There’s no “automatic swooning” among jurors “just because a lawyer they don’t know who is pushing an agenda is standing in front of them saying, ‘Behold—my expert. He’s an expert,’” trial consultant Rich Matthews writes at Juryology. Rather the opposite: Jurors are actually building resistance to us and the expert witness as we pitch them too soon.”
Members of a jury panel are usually selected because they don’t know anything about the subject matter of the case. The expert witnesses who are the best teachers are the ones who will help your case the most. While jurors “do not particularly like or trust expert witnesses, they do like people who can help them understand the material in a case.”
Comics and copyright
The Legal Geeks’ Jessica Mederson appreciates how the NBC reality competition TV show Last Comic Standing legally protects its participant comedians from an ongoing problem: joke-stealing.
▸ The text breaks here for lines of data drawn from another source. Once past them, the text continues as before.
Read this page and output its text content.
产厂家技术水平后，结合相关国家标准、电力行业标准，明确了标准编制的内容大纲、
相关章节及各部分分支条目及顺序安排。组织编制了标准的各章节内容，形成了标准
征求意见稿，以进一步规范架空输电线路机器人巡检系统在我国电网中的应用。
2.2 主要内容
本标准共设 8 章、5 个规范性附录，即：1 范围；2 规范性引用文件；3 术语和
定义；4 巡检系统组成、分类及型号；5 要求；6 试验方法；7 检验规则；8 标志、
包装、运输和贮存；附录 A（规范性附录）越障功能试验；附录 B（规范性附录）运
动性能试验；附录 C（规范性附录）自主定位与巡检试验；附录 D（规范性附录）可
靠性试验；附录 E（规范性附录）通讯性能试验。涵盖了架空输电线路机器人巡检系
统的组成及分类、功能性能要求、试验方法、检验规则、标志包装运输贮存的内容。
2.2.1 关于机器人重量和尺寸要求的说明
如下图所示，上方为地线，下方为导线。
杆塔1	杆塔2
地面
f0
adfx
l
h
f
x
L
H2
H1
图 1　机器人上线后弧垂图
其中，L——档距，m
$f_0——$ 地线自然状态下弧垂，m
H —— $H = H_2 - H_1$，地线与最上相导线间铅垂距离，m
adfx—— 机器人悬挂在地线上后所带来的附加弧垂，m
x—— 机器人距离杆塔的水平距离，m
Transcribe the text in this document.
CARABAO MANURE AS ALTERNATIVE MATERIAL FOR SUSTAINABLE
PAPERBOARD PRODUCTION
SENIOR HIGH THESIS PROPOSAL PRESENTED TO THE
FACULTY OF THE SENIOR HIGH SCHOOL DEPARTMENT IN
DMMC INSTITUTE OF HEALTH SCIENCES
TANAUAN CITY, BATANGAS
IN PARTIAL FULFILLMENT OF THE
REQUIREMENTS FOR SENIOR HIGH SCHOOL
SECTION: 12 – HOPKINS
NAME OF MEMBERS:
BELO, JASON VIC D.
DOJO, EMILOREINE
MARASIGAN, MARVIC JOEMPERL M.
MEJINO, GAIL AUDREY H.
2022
“Such behavior is unethical but difficult to stop,” Mederson wrote. “I’ve heard comedians talk about tricks they’ve used to prevent such theft from happening. For example, if a comedian with a reputation for stealing jokes enters a comedy club, the other comedians there will often flash the stage light to alert the comedian on stage, so that she doesn’t use her best material when a plagiarist is in the crowd.”
Comedians can sue when someone uses their copyrighted material—but never-recorded material a comedian uses at a club is not protected. “This is where Last Comic Standing comes in. By recording and broadcasting the comedians’ routines, their artistic creations are fixed and can therefore be protected.”
Setting the Pope straight
At the Volokh Conspiracy, George Mason University law professor Ilya Somin noted Pope Francis’ excommunication of Italian Mafia members on Saturday from the Roman Catholic Church. He also noted Pope Francis’ statements against the legalization of recreational drugs the day before.
But a more consistent point of view would be for Pope Francis to want recreational drugs legalized, Somin writes. Organized crime makes much of its money from recreational drug sales. “Few consumers would prefer to buy their drugs from the Mafia or the Taliban if they could instead get them from legal sources. Pope Francis justifiably denounces the Sicilian Mafia as an example of ‘the adoration of evil and contempt for the common good.’ But the drug policies he supports are a major cause of the evil that he condemns.”